La ciencia es lo único que, verdaderamente, hace prosperar la vida humana. Ni la religión, ni la política, ni la filosofía han alcanzado nunca los progresos de las ciencias. Con frecuencia, ni siquiera los han permitido en numerosas ocasiones históricas. Religión, política y filosofía han sido muchas veces obstáculos en el desarrollo de las ciencias. Históricamente y también actualmente.

Lo hemos dicho muchas veces: si la libertad es lo que los demás nos dejan hacer, la literatura es aquella construcción humana que, a lo largo de la Historia, ni la religión ni la política han podido evitar ni censurar. A veces, con la alianza y ayuda de la filosofía. No olvidemos que la República de Platón pretende nada menos que el exterminio de la literatura en el seno del Estado. La ansiedad por destruir la literatura es algo que une y fascina a sacerdotes, políticos y filósofos. 

Ante la imposibilidad de destruirla aspiran a censurarla. Y si en la censura fracasan, siempre queda una alternativa: hacerla incomprensible, tornarla ininteligible, disolverla en lo sensible, enajenarla de la razón. Platón puso mucho empeño en esta última obsesión: decretar el irracionalismo sustancial de todo lo poético. Como si su propia filosofía, idealista y aberrante, utópica y totalitaria, dogmática y patibularia, fuera más racional y compatible con la realidad. Hay más patologías en las ideas políticas de Platón que en la lírica de cualquier poeta.

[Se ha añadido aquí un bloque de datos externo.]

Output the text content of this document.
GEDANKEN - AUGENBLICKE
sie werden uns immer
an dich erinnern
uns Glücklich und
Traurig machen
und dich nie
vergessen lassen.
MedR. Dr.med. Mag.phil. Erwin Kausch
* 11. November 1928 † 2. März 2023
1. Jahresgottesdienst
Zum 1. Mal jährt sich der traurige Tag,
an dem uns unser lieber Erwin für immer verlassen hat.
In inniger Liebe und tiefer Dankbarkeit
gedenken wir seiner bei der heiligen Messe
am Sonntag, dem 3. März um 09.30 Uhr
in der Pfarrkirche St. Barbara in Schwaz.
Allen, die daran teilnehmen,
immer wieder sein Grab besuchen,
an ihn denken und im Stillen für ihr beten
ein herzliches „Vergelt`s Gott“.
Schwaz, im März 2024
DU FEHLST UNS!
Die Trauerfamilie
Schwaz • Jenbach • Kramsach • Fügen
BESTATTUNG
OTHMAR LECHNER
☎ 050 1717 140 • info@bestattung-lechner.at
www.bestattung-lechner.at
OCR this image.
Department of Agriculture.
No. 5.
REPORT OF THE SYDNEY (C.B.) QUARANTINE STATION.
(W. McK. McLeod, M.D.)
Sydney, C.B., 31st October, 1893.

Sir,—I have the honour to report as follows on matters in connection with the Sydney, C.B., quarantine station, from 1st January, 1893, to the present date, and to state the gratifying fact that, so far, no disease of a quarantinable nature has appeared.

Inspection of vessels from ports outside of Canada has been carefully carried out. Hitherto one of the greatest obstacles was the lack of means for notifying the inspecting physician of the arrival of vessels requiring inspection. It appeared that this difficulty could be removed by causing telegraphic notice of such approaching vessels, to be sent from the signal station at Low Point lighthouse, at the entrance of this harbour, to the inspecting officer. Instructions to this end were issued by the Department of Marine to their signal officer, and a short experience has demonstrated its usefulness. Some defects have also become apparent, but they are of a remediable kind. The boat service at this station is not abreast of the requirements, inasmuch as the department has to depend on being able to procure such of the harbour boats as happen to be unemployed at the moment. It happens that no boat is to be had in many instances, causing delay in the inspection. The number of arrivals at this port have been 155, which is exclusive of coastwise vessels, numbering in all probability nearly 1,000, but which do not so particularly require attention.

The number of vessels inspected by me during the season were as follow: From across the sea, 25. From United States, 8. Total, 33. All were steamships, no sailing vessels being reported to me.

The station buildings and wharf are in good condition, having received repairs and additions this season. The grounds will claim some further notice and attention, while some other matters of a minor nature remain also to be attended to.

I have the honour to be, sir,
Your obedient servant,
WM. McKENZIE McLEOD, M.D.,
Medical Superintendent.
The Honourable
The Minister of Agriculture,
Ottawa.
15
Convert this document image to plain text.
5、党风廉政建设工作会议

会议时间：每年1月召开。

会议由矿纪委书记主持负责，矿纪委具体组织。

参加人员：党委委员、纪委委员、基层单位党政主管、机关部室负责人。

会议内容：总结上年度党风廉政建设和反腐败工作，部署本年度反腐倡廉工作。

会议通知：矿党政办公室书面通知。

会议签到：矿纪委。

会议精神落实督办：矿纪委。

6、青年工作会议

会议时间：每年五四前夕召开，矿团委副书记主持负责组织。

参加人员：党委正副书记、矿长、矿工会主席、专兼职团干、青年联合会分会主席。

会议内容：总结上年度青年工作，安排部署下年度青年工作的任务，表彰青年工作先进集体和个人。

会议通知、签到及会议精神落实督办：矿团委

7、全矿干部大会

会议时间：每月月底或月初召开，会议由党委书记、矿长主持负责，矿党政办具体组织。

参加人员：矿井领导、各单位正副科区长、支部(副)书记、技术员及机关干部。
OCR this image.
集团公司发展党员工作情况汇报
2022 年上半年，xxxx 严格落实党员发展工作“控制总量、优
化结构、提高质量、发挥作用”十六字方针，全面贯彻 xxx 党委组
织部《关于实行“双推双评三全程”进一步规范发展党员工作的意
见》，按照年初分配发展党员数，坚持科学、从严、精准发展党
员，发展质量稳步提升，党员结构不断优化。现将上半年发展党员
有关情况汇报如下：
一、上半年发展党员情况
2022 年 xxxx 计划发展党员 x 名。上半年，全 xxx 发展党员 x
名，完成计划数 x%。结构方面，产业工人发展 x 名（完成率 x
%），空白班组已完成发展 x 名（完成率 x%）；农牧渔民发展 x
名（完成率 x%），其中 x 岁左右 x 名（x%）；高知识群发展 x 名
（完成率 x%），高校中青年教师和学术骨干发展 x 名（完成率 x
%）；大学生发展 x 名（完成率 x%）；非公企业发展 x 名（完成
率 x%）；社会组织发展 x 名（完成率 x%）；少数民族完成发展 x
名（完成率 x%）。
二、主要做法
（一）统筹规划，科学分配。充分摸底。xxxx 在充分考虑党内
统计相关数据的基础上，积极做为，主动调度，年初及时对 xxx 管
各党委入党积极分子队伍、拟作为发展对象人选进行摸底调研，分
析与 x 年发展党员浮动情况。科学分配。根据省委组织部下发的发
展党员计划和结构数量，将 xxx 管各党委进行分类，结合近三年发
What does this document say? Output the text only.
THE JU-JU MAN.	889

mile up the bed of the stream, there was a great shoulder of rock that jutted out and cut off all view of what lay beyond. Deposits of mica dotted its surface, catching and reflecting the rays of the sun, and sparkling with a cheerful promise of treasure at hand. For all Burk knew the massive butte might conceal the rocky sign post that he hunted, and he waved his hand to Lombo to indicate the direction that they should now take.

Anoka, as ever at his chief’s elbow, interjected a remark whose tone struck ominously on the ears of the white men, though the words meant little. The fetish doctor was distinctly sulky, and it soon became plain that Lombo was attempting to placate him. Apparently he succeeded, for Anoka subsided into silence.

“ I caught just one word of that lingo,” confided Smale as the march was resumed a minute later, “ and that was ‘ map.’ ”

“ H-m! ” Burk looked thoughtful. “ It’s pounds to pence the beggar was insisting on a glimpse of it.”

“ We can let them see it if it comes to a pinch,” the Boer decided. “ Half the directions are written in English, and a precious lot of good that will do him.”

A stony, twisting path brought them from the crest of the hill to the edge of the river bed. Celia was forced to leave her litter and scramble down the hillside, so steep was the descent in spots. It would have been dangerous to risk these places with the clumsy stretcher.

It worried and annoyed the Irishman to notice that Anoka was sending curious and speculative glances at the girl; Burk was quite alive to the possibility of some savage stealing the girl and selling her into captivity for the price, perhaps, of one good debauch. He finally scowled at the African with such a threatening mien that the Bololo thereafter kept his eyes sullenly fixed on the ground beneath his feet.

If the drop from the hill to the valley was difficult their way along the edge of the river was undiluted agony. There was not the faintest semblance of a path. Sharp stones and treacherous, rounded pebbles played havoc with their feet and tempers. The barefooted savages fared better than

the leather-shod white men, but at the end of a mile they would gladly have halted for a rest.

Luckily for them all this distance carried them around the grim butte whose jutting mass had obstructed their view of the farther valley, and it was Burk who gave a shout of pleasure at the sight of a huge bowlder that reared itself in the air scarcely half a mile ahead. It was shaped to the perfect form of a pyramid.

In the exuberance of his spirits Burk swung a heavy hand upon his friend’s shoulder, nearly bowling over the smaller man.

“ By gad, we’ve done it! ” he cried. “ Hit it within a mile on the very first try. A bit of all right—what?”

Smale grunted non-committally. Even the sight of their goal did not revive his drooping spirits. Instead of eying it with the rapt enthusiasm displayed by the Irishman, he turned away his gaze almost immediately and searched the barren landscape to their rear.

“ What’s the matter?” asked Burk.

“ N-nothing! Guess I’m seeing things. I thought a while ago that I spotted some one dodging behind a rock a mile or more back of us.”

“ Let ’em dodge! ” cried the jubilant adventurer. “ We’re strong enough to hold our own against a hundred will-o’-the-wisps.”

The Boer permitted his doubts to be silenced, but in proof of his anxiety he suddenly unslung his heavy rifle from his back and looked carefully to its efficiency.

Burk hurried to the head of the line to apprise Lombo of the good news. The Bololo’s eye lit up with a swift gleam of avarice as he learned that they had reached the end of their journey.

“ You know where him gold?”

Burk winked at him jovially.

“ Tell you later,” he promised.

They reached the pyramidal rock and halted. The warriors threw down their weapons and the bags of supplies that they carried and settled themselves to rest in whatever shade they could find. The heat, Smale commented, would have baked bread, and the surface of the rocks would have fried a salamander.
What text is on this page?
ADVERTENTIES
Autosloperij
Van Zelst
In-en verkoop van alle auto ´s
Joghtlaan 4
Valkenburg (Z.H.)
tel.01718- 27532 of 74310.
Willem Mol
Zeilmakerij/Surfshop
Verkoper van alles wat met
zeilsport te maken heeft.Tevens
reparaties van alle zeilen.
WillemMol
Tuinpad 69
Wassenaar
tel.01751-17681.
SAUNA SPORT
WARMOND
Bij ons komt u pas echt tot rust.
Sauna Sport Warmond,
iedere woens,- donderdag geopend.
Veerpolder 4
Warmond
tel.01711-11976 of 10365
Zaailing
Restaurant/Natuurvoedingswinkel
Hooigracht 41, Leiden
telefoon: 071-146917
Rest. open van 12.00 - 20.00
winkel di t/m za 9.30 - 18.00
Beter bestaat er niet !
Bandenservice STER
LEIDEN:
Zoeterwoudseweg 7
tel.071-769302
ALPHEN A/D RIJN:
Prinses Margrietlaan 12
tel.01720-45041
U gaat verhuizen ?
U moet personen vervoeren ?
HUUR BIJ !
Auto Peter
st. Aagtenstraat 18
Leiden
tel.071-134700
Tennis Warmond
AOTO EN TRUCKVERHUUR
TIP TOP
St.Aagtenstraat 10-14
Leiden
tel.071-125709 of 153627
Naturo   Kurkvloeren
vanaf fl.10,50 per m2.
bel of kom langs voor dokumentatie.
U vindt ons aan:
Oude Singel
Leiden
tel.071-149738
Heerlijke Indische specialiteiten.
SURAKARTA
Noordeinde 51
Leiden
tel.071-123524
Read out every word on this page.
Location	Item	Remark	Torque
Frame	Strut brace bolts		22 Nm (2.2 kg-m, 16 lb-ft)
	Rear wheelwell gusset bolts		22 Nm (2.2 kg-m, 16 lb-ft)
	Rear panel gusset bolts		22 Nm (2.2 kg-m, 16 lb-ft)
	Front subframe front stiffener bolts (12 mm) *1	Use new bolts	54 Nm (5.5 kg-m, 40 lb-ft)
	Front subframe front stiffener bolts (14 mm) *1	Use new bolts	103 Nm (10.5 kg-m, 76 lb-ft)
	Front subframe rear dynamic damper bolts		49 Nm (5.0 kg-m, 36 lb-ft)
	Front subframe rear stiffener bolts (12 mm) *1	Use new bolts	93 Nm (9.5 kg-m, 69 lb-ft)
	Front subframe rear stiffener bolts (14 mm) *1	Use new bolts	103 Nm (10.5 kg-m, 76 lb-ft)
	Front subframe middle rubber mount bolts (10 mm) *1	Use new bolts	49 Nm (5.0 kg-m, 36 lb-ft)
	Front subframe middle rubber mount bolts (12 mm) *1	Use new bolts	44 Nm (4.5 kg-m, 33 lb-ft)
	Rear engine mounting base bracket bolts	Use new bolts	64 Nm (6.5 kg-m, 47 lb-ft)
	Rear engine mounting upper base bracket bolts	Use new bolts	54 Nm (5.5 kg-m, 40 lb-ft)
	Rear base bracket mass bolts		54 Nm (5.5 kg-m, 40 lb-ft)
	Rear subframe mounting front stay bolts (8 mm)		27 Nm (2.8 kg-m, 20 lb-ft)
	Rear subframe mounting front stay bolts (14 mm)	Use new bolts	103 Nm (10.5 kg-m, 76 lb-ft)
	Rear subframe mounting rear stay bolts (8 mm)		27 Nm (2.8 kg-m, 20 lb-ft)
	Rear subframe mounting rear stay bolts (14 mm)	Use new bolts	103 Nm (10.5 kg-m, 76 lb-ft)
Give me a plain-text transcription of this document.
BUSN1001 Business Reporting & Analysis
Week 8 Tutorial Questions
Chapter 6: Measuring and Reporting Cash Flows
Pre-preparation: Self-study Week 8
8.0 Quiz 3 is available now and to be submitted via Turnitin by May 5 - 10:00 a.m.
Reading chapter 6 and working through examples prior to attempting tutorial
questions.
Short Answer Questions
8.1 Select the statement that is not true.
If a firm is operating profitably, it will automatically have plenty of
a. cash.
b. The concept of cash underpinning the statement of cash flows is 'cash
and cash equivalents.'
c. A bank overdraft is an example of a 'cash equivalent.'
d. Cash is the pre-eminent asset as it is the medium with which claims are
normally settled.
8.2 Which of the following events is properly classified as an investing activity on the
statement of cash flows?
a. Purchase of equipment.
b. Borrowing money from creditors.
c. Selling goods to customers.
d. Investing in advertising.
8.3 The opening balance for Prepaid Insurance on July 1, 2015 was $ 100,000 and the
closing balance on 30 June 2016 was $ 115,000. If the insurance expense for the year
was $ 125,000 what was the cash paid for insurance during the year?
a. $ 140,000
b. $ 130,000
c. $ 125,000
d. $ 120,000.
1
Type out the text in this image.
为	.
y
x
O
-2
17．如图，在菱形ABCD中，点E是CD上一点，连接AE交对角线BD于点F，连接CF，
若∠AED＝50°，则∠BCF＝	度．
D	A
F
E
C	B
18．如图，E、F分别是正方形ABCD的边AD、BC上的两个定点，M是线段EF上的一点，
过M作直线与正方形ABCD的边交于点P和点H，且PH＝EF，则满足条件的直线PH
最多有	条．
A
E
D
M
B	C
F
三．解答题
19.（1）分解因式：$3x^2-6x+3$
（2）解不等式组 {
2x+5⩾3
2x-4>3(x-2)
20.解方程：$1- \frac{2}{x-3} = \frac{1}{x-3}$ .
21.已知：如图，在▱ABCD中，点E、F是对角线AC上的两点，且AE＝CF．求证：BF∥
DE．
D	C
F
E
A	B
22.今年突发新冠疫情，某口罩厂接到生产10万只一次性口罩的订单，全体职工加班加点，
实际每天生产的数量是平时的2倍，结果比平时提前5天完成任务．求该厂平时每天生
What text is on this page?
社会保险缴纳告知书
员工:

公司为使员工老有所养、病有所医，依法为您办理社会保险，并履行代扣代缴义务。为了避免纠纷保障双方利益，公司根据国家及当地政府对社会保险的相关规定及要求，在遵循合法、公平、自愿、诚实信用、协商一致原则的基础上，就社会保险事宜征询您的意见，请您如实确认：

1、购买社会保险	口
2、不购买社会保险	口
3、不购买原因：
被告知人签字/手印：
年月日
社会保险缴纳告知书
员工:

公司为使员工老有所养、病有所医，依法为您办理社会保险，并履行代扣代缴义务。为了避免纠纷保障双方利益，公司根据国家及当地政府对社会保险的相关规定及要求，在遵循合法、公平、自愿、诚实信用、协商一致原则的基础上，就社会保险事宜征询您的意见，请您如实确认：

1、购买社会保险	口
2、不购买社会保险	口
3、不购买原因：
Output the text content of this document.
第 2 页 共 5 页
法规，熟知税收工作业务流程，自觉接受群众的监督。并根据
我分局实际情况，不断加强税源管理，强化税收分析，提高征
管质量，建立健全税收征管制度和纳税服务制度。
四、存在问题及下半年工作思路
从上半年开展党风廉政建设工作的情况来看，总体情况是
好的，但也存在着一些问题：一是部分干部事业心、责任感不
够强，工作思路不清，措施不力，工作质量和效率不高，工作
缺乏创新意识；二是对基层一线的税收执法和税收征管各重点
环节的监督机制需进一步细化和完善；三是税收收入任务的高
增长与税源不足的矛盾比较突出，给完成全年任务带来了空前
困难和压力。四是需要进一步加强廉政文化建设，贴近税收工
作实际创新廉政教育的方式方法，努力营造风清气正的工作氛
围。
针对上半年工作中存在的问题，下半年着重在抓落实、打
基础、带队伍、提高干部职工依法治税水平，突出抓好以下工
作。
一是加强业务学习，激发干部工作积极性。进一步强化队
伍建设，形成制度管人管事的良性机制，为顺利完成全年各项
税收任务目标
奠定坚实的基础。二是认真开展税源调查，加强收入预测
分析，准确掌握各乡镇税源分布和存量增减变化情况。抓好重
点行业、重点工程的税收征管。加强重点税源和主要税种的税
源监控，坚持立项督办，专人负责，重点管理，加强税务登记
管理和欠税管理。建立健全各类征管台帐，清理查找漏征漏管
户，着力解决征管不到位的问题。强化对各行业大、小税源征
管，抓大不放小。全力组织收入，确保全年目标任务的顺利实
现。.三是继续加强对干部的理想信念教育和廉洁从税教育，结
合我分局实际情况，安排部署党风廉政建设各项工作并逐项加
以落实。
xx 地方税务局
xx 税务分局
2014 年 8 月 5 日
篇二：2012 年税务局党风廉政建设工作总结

En este itinerario de lectura de la Crítica de la razón literaria hemos tratado de dar cuenta de las razones por las cuales Cervantes es ese genio contemporáneo de la literatura universal, cuyas claves están escritas en español. 

Ningún otro escritor ha podido alcanzarlo, ni puede compararse con él. Los intentos del imperialismo inglés por hacer de Shakespeare una hendíadis con Cervantes son ridículos. Pero ésta es una cuestión que exige un nuevo itinerario.